1597. 2nd Pt. Gd. Hus-wives Jewell, E viij b. Take twelve Quinces, and core them.
1616. Surfl. & Markh., Country Farme, 424. Chore such as are to be chored.
1769. Mrs. Raffald, Eng. Housekpr. (1778), 59. Pare, core, and slice your apples.
1890. New York Herald, 19 Jan. A dish of apples pared, cored and baked with sugar and cinnamon.
† b. To cut out (the core or seed). Obs. rare.
1741. Compl. Fam.-Piece, I. ii. 117. First pare them and core out the Seed.
† c. To extract the core or inner part of (a corn or other swelling). Obs. (Cf. CORE sb.1 3.)
1604. Marston, Malcontent, IV. iii. (Webster). Hees like a corne vpon my great toe : he must be kored out.
d. Building. Also core out. (See quot. 1881.)
1876. Gwilt, Arch., § 2282 b. Turn, parget, and core the chimney flues.
1881. Oxfordsh. Suppl. Gloss., Core out, to clean out [newly built] chimneys, etc., by removing pieces of brick and mortar.
Mod.
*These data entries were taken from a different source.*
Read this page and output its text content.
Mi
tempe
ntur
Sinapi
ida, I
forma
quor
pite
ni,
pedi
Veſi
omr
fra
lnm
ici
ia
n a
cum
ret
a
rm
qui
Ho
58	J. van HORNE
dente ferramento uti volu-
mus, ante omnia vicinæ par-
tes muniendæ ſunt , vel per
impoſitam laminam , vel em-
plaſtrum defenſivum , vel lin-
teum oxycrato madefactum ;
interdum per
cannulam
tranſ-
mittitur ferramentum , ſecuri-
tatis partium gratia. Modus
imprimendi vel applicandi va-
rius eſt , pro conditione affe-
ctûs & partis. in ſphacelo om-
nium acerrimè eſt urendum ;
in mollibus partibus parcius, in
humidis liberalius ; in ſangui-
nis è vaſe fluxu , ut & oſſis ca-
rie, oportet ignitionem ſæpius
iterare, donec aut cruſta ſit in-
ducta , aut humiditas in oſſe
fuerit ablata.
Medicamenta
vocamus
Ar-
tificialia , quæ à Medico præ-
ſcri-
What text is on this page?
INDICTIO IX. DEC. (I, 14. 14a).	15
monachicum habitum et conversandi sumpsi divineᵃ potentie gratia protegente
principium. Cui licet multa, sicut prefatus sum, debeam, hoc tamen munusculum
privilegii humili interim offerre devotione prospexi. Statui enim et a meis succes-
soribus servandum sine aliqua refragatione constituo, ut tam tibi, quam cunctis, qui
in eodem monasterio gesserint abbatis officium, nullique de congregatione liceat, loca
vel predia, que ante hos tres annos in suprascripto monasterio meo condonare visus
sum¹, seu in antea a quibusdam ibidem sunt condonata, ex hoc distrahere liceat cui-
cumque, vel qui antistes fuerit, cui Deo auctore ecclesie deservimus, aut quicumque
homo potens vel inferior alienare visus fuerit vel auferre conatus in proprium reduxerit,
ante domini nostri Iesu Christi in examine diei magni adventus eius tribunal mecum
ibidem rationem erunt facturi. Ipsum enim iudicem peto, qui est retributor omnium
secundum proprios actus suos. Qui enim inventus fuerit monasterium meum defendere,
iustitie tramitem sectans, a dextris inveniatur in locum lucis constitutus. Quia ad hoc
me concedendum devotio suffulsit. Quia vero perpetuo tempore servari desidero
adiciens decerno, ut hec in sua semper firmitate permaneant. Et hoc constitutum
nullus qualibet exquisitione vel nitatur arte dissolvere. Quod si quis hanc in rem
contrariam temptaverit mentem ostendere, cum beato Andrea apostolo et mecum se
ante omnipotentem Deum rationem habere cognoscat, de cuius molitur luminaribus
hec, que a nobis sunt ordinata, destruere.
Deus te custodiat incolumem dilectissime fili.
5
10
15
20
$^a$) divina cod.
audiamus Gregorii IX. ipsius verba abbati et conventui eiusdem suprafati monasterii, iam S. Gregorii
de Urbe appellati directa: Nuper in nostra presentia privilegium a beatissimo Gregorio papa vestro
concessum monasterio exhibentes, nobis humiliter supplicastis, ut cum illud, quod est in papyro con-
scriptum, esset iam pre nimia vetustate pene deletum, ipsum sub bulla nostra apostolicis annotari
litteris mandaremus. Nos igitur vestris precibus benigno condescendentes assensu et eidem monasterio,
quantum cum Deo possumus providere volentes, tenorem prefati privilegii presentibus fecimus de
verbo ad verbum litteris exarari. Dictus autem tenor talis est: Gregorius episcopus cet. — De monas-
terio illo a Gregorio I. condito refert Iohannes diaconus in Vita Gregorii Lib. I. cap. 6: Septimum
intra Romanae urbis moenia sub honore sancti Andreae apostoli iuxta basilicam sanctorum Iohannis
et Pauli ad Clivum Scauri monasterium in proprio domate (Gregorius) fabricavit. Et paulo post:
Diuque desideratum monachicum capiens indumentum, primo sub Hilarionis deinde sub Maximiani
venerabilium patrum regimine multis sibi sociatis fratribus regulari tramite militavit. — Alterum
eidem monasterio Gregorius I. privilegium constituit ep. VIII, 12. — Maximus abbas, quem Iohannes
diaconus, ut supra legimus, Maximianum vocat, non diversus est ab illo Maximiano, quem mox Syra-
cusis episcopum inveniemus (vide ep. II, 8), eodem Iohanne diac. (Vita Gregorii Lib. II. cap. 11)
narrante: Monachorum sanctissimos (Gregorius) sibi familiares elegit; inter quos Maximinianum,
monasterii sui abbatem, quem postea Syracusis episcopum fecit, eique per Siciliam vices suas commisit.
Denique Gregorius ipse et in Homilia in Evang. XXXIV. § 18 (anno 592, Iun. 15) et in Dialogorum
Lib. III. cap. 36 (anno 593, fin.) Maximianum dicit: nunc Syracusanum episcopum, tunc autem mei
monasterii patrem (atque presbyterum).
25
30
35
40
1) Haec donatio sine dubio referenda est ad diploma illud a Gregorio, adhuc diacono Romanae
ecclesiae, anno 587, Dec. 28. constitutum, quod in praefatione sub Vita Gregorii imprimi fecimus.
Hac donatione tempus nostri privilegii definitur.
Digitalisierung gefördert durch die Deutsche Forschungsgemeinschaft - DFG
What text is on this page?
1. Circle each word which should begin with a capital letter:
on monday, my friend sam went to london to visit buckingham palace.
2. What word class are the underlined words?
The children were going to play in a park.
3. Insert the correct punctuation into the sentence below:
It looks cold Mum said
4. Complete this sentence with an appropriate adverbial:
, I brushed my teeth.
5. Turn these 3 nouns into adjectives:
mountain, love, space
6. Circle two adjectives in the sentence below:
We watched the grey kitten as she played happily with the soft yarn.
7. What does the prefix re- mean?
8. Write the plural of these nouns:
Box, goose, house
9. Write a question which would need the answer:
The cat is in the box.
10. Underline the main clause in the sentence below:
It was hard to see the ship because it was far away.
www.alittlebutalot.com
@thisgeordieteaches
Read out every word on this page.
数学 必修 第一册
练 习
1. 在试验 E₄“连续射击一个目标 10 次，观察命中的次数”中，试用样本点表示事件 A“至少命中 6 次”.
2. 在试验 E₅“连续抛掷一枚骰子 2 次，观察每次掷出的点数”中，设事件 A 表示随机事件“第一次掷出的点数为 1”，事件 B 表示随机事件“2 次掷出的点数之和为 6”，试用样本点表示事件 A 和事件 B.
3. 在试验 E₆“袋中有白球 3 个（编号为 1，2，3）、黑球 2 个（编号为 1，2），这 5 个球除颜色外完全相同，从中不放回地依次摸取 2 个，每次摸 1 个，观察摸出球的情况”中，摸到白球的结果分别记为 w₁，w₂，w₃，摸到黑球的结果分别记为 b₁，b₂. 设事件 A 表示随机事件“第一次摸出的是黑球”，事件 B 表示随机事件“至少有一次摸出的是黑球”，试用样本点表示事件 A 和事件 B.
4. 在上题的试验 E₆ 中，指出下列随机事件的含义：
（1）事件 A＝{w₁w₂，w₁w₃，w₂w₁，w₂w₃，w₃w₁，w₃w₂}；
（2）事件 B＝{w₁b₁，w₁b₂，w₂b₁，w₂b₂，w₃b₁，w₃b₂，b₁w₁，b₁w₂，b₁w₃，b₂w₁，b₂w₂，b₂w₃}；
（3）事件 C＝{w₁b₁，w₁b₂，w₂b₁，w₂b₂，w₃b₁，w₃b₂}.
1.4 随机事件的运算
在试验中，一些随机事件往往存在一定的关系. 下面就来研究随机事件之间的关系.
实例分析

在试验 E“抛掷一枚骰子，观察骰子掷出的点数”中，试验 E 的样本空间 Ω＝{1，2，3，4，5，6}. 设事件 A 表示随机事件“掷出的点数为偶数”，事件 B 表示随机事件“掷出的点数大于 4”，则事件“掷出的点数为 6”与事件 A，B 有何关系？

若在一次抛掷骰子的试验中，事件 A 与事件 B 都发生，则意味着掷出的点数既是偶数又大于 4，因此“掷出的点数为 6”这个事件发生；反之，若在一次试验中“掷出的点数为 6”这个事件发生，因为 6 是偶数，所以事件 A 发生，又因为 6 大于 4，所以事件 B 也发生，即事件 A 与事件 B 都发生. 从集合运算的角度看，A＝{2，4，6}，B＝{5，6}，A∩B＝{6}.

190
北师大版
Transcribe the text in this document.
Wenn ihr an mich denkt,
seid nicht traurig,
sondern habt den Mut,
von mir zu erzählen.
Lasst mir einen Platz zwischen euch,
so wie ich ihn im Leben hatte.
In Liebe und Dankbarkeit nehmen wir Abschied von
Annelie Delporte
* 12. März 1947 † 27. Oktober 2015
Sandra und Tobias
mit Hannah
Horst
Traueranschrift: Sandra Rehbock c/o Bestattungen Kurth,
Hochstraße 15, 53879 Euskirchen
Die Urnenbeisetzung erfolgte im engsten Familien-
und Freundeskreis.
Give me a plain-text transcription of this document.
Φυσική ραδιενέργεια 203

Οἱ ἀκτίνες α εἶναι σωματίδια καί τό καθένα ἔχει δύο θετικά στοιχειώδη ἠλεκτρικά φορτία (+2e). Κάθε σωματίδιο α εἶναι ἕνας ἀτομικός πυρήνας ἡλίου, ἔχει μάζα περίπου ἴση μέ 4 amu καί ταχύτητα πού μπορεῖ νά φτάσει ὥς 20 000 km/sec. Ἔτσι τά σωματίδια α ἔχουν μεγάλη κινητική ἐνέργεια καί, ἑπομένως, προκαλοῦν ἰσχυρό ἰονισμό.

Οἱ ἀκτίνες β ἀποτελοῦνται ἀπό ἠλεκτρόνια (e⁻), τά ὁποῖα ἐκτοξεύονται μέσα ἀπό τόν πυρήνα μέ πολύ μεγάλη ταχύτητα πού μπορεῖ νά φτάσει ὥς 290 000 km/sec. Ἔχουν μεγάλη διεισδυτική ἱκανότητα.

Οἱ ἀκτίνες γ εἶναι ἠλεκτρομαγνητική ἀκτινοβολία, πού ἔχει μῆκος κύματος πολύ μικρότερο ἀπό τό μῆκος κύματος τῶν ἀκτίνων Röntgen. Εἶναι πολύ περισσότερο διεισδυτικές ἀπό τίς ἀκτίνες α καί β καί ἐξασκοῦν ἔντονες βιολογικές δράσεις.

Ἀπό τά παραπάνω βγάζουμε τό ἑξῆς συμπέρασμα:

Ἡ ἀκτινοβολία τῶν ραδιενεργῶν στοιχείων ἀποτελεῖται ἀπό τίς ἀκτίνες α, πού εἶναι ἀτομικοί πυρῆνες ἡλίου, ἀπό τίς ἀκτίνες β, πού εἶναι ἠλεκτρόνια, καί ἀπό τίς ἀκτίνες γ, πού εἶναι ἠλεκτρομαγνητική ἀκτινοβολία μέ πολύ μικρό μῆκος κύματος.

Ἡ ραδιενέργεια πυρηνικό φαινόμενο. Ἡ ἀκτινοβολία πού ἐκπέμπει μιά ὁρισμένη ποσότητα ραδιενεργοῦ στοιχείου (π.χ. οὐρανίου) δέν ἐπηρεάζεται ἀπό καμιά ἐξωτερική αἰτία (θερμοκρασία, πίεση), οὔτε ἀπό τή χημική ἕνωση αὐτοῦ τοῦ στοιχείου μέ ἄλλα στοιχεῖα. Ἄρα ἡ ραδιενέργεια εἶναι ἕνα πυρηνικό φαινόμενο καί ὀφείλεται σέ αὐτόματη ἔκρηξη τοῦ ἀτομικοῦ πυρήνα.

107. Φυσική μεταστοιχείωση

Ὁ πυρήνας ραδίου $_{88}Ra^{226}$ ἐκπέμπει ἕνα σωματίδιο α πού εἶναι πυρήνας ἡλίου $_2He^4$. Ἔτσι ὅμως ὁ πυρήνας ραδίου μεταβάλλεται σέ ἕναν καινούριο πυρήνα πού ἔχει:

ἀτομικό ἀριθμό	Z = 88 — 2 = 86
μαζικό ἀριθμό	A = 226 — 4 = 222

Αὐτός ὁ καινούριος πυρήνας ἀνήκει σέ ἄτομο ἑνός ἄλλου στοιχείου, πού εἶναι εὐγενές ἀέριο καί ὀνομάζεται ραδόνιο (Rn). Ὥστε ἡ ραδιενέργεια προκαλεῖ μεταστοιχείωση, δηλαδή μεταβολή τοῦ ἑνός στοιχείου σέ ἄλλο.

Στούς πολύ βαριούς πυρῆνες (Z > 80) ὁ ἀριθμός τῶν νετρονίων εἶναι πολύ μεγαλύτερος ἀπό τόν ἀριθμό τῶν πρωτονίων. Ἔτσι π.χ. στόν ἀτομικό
The chimney would not smoke if it had been properly cored.
2. To enclose in the center, enshrine. (in pass.)
1876. L. Hunt, Rimini, III. 73. So much knowledge of ones self there lies cored in our complacencies.
1839. Bailey, Festus, xxi. (1848), 273. In all things animate is therefore cored An elemental sameness of existence.
3. Founding. To mold or cast with a core.
1865. [see CORED 3].
Core (in to core herrings): see CORVED.
† Core, coren, pa. pple. Obs. form of CHOSEN.
For quots. see CHOOSE v. A. 6.
Core, var. COR, Hebrew measure.
Core-, in surgical terms relating to the pupil of the eye: see COR-2.